Green Muscle was developed under the LUBILOSA Programme, which was initiated in 1989 in response to environmental concerns over the heavy use of chemical insecticides to control locusts and grasshoppers during the 1987-89 plague. The project focused on the use of beneficial disease-causing microorganisms (pathogens) as biological control agents for grasshoppers and locusts. These insects were considered to be too mobile and to reproduce too fast to be readily controlled by classical biological control. Pathogens have the advantage that many can be produced in artificial culture in large quantities and be used with ordinary spraying equipment. Entomopathogenic fungi were traditionally seen as needing humid conditions to work well. However, the LUBILOSA Programme found a way to avoid this by spraying fungal spores in an oil formulation. Even under desert conditions, Green Muscle can be used to kill locusts and other Acridid pests, such as the Senegalese grasshopper. During recent trials in Algeria and Mauritania (2005 and 2006), various natural enemies, but especially birds, were abundant enough to eliminate treated hopper bands in about a week, because the diseased hoppers became sluggish and easy to catch.

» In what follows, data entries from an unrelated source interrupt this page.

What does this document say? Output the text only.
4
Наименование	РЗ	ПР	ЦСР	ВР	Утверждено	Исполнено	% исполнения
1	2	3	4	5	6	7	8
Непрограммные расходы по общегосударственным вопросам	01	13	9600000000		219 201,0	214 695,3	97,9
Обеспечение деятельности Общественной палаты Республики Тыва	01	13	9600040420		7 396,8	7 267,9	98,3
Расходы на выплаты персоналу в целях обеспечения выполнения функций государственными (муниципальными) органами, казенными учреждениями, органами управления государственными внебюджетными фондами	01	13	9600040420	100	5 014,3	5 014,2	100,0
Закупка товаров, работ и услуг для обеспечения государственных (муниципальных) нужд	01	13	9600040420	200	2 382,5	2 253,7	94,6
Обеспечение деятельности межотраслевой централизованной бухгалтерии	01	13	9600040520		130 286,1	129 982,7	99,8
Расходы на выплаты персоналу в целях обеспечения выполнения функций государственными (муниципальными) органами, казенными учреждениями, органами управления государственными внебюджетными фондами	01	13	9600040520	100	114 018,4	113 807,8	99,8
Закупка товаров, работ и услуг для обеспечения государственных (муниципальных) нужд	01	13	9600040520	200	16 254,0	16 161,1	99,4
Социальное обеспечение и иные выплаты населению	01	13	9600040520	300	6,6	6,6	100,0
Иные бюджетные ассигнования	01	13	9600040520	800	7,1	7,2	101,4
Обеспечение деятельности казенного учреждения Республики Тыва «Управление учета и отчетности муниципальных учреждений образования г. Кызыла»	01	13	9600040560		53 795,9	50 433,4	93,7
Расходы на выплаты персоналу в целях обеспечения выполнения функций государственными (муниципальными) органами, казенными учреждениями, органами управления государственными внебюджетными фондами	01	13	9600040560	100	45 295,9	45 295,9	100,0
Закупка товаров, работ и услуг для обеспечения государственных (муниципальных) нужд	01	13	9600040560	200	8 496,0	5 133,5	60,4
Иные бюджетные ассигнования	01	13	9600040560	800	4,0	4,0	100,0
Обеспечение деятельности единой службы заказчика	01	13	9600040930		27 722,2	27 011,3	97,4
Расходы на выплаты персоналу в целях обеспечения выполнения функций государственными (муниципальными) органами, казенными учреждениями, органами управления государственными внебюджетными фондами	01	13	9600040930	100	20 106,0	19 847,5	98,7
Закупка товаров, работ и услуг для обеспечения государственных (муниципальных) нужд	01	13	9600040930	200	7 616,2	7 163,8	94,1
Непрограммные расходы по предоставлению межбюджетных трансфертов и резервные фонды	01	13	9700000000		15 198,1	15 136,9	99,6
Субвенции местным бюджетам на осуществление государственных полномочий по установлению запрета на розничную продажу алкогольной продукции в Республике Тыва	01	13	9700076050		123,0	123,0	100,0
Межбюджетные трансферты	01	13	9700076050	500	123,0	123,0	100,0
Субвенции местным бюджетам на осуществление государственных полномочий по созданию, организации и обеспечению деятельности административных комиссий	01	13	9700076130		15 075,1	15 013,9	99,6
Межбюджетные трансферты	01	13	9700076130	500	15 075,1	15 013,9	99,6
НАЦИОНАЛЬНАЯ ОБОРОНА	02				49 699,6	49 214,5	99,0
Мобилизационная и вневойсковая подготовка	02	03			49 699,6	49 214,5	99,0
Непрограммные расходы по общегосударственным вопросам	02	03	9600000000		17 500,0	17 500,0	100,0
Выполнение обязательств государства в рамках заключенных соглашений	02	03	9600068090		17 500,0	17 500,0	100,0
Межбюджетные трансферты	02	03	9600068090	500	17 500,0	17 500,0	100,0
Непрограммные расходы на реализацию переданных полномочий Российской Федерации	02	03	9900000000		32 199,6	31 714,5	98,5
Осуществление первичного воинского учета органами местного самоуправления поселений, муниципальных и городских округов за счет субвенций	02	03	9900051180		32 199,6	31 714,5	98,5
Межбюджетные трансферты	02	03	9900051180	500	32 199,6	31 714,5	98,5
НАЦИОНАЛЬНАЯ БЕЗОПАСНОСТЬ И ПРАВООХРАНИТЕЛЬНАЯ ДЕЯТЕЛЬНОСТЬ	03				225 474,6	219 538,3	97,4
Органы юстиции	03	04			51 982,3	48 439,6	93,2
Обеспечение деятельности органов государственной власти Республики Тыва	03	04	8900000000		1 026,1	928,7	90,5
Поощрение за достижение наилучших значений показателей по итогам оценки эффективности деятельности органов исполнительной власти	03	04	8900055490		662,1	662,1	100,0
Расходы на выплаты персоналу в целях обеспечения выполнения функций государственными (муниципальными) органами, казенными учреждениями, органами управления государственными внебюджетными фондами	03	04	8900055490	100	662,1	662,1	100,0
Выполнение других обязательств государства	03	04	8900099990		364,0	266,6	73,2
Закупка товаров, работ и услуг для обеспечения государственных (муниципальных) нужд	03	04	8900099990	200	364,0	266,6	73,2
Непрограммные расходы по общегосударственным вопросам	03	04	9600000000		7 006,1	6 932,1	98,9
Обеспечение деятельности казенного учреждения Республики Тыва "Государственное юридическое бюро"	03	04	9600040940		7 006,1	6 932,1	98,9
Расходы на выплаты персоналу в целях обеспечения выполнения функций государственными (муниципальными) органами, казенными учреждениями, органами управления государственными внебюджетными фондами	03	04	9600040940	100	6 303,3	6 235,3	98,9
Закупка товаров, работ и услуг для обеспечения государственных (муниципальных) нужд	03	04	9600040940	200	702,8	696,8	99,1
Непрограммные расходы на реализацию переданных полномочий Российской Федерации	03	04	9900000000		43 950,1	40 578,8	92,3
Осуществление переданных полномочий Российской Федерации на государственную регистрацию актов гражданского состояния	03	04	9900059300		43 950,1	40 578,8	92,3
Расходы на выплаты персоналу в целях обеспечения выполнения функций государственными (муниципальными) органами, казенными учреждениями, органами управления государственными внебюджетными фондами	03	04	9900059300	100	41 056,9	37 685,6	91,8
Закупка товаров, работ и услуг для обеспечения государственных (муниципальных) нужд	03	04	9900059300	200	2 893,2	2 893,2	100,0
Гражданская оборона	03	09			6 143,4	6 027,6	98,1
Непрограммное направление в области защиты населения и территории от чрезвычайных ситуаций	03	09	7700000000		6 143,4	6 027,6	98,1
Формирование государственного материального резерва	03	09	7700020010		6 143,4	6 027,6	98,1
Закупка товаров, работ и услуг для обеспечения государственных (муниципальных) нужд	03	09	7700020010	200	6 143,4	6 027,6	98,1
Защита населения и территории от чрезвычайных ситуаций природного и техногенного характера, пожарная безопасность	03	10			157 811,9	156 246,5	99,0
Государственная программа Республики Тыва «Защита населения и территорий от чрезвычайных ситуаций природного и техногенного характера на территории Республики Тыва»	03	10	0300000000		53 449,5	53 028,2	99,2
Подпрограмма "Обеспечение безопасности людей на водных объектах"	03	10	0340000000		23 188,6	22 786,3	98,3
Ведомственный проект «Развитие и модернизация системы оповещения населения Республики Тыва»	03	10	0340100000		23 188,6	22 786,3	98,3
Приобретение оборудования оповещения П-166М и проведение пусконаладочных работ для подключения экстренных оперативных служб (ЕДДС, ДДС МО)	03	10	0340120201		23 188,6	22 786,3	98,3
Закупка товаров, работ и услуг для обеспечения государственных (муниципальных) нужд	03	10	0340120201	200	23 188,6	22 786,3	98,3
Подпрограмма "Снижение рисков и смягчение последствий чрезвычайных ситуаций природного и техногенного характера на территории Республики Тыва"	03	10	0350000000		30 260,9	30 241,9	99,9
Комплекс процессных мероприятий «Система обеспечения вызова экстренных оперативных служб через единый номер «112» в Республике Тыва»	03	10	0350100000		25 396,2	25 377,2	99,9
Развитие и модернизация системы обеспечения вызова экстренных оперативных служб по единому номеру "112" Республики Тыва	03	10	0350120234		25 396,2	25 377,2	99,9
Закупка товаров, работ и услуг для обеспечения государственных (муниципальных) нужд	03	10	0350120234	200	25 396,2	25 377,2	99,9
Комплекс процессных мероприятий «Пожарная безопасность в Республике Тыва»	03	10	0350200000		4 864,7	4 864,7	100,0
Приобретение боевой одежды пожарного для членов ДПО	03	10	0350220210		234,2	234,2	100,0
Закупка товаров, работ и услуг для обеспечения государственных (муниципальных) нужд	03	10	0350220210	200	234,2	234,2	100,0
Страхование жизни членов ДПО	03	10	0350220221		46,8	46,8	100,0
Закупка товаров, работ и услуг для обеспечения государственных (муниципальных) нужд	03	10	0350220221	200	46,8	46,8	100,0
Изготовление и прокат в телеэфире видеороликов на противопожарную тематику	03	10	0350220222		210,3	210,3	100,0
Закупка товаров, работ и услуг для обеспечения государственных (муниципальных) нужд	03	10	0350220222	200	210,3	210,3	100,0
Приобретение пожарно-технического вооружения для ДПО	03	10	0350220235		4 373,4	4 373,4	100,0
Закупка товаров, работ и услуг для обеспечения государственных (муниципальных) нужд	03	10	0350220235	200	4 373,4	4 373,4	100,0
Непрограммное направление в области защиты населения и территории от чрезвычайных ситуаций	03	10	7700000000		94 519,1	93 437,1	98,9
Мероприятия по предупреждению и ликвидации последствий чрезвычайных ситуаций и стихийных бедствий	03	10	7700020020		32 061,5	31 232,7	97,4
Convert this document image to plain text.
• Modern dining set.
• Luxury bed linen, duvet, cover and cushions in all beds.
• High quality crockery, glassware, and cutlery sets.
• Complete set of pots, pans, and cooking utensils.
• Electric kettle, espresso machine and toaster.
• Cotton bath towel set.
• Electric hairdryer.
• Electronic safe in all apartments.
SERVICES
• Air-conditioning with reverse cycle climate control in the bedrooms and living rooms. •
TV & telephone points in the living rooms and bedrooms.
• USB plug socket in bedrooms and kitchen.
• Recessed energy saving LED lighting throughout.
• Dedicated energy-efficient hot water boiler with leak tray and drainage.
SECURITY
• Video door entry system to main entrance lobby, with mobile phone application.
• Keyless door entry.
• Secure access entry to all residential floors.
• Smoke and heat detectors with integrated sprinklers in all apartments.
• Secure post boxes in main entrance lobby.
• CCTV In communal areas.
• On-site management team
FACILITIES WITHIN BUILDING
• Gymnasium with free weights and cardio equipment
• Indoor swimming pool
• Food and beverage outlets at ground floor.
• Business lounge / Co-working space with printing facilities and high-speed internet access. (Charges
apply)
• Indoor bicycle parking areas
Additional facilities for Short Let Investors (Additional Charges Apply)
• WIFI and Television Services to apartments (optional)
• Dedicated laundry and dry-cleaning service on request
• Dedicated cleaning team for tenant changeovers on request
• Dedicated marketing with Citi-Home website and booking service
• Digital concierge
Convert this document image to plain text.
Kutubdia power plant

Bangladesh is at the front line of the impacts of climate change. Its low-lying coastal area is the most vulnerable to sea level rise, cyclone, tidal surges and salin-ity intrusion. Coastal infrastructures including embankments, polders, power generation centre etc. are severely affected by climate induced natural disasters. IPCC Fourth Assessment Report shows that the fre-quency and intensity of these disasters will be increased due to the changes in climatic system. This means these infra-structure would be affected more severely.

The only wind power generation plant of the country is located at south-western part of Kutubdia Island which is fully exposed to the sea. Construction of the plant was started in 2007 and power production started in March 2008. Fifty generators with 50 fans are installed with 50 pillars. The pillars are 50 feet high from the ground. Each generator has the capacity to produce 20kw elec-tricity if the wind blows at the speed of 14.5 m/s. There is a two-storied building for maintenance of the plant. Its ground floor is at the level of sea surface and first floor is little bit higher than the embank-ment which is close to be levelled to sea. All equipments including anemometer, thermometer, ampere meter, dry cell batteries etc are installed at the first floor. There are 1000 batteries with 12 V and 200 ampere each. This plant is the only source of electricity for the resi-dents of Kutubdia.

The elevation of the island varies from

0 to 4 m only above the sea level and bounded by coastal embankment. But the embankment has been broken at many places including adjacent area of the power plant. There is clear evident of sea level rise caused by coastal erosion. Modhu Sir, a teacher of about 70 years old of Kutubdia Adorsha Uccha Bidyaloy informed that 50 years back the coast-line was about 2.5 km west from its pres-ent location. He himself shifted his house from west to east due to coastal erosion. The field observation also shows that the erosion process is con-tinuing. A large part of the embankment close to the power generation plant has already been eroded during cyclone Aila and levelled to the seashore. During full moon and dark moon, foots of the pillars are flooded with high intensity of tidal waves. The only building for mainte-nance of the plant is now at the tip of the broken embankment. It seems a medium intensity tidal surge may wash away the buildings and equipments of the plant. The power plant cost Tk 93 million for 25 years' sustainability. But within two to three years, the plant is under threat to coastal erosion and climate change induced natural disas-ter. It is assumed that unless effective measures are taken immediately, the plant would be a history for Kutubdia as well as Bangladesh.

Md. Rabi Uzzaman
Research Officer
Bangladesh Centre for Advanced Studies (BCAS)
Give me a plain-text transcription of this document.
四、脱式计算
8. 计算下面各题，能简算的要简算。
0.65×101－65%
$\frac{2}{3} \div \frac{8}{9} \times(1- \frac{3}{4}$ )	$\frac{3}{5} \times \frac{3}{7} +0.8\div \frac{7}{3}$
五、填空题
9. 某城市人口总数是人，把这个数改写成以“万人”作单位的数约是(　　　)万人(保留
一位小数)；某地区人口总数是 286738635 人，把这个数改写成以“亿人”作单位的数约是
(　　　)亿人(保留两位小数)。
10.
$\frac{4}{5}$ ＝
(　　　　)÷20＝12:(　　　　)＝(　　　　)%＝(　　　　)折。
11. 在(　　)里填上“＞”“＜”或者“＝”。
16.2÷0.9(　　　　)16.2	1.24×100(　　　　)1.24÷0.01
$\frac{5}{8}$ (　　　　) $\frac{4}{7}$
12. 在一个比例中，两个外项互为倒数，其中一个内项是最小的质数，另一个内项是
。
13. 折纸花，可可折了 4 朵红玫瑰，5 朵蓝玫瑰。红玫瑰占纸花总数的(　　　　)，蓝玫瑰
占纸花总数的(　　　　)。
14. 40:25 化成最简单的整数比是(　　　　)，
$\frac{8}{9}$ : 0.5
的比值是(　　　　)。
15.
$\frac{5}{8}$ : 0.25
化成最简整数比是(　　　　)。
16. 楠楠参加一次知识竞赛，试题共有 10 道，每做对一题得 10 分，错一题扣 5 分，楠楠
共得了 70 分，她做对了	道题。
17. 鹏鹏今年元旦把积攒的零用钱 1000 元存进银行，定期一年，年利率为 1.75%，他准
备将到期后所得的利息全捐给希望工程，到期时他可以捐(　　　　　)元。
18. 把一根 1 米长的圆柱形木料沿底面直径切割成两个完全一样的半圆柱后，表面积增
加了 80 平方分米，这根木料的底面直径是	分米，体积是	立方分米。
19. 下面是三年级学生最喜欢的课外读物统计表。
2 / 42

2003–2005 desert locust upsurge
From October 2003 to May 2005, West Africa faced the largest desert locust outbreak in 15 years. The upsurge started as small independent outbreaks that developed in Mauritania, Mali, Niger and Sudan in the autumn of 2003. Two days of unusually heavy rains that stretched from Dakar, Senegal to Morocco in October allowed breeding conditions to remain favourable for the next six months and the desert locusts rapidly increased. Lack of rain and cold temperatures in the winter breeding area of northwest Africa in early 2005 slowed the development of the locusts and allowed the locust control agencies to stop the cycle. During the upsurge, nearly 130,000 km² were treated by ground and aerial operations in more than 20 countries. The costs of fighting this upsurge have been estimated by the FAO to have exceeded US$400 million, and harvest losses were valued at up to US$2.5 billion, which had disastrous effects on the food security situation in West Africa.
The countries affected by the 2004 outbreak were Algeria, Burkina Faso, the Canary Islands, Cape Verde, Chad, Egypt, Ethiopia, the Gambia, Greece, Guinea, Guinea Bissau, Israel, Jordan, Lebanon, Libyan Arab Jamahiriya, Mali, Mauritania, Morocco, Niger, Saudi Arabia, Senegal, Sudan, Syria and Tunisia.
Desert locusts in culture
Owing to the destructive habits of locusts, they have been a representation of famine in many Middle Eastern cultures. This theme commonly occurs, such as in the movies The Mummy and The Bible. In the pre-oil era of the Arab states of the Persian Gulf, locusts were considered as a food delicacy.
Guaiacol is produced in the gut of Desert locusts by the breakdown of plant material. This process is undertaken by the gut bacterium Pantoea (Enterobacter) agglomerans. Guaiacol is one of the main components of the pheromones that cause locust swarming.